In my investigations, it was clear that large retailers could re-route online orders to an overseas fulfilment facility and therefore ship goods free of duty and GST. But, in most cases, I was informed that these businesses didn’t want to export jobs overseas – they would rather rely on the government to fix the problem. I only wish that our state and federal governments had adopted a similar attitude.
Now, knowing that governments continue to stall in finding a solution, the same large retailers may change course and move their growing ecommerce business abroad at the expense of their brick and mortar stores in Australia.
This will lead to fewer jobs, less tax revenue, reduced demand for retail real estate and other related economic liabilities. It’s a plausible notion that the government may eventually succeed in achieving the ‘impossible’ – to export shop assistant jobs overseas.

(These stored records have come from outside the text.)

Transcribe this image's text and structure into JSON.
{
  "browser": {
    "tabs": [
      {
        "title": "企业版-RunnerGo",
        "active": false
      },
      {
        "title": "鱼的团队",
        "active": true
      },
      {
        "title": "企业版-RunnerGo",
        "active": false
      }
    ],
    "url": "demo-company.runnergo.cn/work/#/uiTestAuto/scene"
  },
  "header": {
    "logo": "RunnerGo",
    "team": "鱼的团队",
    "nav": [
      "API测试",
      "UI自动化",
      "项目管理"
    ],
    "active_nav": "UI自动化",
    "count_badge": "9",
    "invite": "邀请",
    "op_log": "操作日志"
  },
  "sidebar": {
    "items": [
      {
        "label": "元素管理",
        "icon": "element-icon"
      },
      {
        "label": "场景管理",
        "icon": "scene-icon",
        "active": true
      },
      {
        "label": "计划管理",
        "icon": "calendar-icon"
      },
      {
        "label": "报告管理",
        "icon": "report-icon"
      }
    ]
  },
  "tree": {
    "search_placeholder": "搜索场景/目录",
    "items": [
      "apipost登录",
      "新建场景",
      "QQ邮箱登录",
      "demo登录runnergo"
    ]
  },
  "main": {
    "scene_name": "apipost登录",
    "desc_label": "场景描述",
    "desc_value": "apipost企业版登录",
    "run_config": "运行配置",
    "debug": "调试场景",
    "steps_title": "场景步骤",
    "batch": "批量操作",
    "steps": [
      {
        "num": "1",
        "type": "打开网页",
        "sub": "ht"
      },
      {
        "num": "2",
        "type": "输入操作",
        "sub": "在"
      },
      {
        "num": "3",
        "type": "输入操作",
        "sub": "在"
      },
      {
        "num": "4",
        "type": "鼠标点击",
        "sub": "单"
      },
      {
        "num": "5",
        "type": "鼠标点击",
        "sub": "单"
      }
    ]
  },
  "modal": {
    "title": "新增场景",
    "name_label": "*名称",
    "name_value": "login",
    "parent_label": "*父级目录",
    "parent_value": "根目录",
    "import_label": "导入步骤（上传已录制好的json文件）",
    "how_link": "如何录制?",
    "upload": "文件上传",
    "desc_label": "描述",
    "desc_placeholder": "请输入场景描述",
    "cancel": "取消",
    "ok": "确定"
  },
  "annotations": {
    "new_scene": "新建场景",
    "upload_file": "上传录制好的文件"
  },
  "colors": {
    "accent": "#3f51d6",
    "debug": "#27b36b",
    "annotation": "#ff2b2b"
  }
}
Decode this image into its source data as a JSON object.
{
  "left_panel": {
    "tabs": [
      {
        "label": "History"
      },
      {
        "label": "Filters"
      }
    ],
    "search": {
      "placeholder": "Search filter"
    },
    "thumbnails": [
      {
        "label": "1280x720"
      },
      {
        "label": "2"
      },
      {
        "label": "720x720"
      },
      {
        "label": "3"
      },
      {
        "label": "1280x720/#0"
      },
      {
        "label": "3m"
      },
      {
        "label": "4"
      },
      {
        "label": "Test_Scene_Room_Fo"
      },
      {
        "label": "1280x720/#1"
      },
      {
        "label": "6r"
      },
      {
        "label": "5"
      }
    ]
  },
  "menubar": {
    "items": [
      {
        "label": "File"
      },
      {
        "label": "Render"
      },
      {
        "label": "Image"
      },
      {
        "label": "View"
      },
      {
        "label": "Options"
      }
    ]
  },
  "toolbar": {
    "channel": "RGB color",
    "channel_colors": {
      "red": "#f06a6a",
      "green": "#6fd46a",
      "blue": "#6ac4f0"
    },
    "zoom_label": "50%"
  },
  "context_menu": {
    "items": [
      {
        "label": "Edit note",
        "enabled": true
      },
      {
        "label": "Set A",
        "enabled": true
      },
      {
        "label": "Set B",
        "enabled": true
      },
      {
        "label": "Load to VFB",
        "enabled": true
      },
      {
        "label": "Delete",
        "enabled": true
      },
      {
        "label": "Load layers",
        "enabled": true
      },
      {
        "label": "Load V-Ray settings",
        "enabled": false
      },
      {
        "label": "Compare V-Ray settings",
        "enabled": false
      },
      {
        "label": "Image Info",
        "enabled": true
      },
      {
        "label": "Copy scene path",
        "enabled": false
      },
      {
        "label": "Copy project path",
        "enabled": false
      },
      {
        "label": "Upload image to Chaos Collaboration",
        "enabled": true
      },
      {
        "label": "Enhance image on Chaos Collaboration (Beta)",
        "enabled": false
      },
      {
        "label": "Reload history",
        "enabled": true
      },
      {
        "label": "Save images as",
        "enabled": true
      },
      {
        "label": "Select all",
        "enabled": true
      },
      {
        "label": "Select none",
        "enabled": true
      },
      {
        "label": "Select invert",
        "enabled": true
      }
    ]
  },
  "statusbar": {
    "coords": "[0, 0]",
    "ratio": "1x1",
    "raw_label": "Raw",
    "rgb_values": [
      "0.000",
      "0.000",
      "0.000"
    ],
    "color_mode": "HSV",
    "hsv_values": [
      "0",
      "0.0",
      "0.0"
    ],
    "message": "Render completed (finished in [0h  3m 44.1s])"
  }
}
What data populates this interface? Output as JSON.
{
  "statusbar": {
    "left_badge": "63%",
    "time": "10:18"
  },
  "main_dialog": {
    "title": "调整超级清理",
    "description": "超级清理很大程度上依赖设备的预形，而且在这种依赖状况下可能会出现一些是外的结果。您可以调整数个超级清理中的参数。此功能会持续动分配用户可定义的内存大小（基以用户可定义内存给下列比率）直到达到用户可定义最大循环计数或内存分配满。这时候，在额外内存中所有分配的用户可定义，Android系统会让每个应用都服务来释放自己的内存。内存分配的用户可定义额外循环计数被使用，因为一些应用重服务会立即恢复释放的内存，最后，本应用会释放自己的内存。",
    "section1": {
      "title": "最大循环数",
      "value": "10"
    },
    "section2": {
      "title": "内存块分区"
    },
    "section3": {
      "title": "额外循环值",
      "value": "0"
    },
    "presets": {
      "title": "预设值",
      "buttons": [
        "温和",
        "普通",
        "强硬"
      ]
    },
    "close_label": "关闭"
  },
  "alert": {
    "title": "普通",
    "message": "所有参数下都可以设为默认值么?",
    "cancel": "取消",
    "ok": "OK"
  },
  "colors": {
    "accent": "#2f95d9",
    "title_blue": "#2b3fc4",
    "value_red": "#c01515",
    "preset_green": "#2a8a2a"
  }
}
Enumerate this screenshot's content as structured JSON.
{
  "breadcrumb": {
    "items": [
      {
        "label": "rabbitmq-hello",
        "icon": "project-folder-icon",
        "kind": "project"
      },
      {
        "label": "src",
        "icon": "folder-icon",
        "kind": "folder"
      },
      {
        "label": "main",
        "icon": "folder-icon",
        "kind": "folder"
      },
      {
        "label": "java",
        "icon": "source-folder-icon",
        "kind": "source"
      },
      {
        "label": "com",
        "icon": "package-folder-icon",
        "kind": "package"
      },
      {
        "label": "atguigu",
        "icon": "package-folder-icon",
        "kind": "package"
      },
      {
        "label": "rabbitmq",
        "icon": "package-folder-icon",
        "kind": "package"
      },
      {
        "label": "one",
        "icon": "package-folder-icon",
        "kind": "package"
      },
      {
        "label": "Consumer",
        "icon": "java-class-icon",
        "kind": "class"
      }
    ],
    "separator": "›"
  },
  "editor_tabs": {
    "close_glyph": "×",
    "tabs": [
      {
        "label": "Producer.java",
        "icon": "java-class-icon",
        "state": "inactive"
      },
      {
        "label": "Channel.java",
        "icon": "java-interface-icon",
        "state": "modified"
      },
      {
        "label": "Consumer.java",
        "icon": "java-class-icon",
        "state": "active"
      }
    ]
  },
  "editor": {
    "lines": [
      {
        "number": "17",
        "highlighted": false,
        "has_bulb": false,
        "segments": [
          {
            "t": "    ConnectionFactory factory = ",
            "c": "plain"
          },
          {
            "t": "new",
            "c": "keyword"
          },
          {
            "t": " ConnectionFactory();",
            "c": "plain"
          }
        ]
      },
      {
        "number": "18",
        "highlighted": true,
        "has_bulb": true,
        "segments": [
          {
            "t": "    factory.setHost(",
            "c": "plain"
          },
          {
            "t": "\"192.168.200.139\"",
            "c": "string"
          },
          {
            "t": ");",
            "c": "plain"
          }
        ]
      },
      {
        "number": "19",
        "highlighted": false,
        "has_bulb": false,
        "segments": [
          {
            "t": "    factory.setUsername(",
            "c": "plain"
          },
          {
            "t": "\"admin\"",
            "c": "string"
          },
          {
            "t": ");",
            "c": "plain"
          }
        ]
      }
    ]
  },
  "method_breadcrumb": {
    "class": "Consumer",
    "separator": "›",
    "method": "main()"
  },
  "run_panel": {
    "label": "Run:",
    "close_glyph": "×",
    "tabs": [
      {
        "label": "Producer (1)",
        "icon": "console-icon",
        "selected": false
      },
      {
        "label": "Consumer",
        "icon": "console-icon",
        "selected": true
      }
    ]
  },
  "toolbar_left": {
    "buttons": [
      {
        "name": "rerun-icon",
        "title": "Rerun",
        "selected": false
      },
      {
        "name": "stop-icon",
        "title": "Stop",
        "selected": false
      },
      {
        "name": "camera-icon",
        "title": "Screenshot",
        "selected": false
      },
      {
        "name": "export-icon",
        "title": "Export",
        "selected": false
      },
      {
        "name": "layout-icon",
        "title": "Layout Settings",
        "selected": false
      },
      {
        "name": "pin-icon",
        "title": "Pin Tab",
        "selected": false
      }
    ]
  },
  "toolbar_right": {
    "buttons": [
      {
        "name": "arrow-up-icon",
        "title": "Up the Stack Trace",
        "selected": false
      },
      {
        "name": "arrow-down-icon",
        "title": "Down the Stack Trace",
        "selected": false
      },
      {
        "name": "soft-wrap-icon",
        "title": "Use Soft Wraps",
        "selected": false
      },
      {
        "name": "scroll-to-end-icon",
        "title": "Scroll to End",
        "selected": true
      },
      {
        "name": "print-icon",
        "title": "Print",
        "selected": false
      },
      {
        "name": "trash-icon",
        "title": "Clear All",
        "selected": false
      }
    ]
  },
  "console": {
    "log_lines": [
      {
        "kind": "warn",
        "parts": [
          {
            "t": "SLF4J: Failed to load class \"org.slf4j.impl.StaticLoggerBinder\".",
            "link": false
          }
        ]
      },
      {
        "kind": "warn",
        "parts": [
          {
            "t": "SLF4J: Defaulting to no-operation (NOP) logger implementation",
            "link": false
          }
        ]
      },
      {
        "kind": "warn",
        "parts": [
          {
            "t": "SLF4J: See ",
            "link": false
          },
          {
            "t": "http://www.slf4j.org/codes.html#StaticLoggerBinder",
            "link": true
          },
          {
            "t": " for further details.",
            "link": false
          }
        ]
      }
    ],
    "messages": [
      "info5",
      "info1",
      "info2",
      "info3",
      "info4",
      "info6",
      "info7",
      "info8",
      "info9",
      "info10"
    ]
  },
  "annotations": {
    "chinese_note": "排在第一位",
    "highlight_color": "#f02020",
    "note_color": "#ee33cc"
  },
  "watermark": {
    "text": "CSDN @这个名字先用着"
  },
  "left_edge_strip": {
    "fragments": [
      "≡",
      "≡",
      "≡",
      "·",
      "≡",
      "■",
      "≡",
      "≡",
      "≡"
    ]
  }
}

Unfortunately, smaller retailers don’t have the resources to move their fulfilment operation offshore. When pushed too hard they will have no option but to fold.
Roughly 40% of online sales currently go overseas, translating into approximately $6 billion annually flowing offshore. Given that retailers such as supermarkets don’t really suffer from the GST anomaly, this leakage hurts specialty retailers the most.
Statistically, the $6 billion problem may appear insignificant with total annual retail turnover in Australia at approximately $200 billion. However, if you exclude supermarkets and hardware stores a different picture emerges. The undeniable fact is that a lot of specialty retailers are hurting right now.
How much damage must be inflicted on the retail sector of the economy before the federal and state governments act to remove this (in effect) negative tariff?
A Treasury report, published in July 2012, suggests that Australia Post, express carriers and freight forwarders should be allowed to take goods ordered online out of Customs once community protection and biosecurity screening are complete.
Australia Post and the carriers could then be asked to collect the GST and handling fees. This, in conjunction with GST collection at source, would likely be enough to address the problem while eliminating the excessive costs associated with the Customs ‘solution’.
Let me elaborate.
Any parcel containing an overseas online purchase valued in excess of (say) $20 would have to be collected from the Post Office, with GST and handling fee paid on collection. If GST has been pre-paid the parcel will be delivered directly to the customer.
Major overseas retailers should be asked to collect GST pre-payments at the time of purchase and reemit the tax to the Australian Customs Department. Organisations such as Amazon would be inclined to comply, as this would allow them to continue direct deliveries.
If a preparatory period were allowed, most overseas retailers would have this model in place by the time the scheme became operational.
And, it would be surprisingly easy to cover most relevant purchases using this method: Amazon and eBay alone handle approximately 35% of all overseas internet purchases in Australia. A similar model operates in the UK, so this proposed solution is by no means reinventing the wheel.
The problem can be fixed, it just needs the political will to do so.
Australian retailers deserve a fairer go.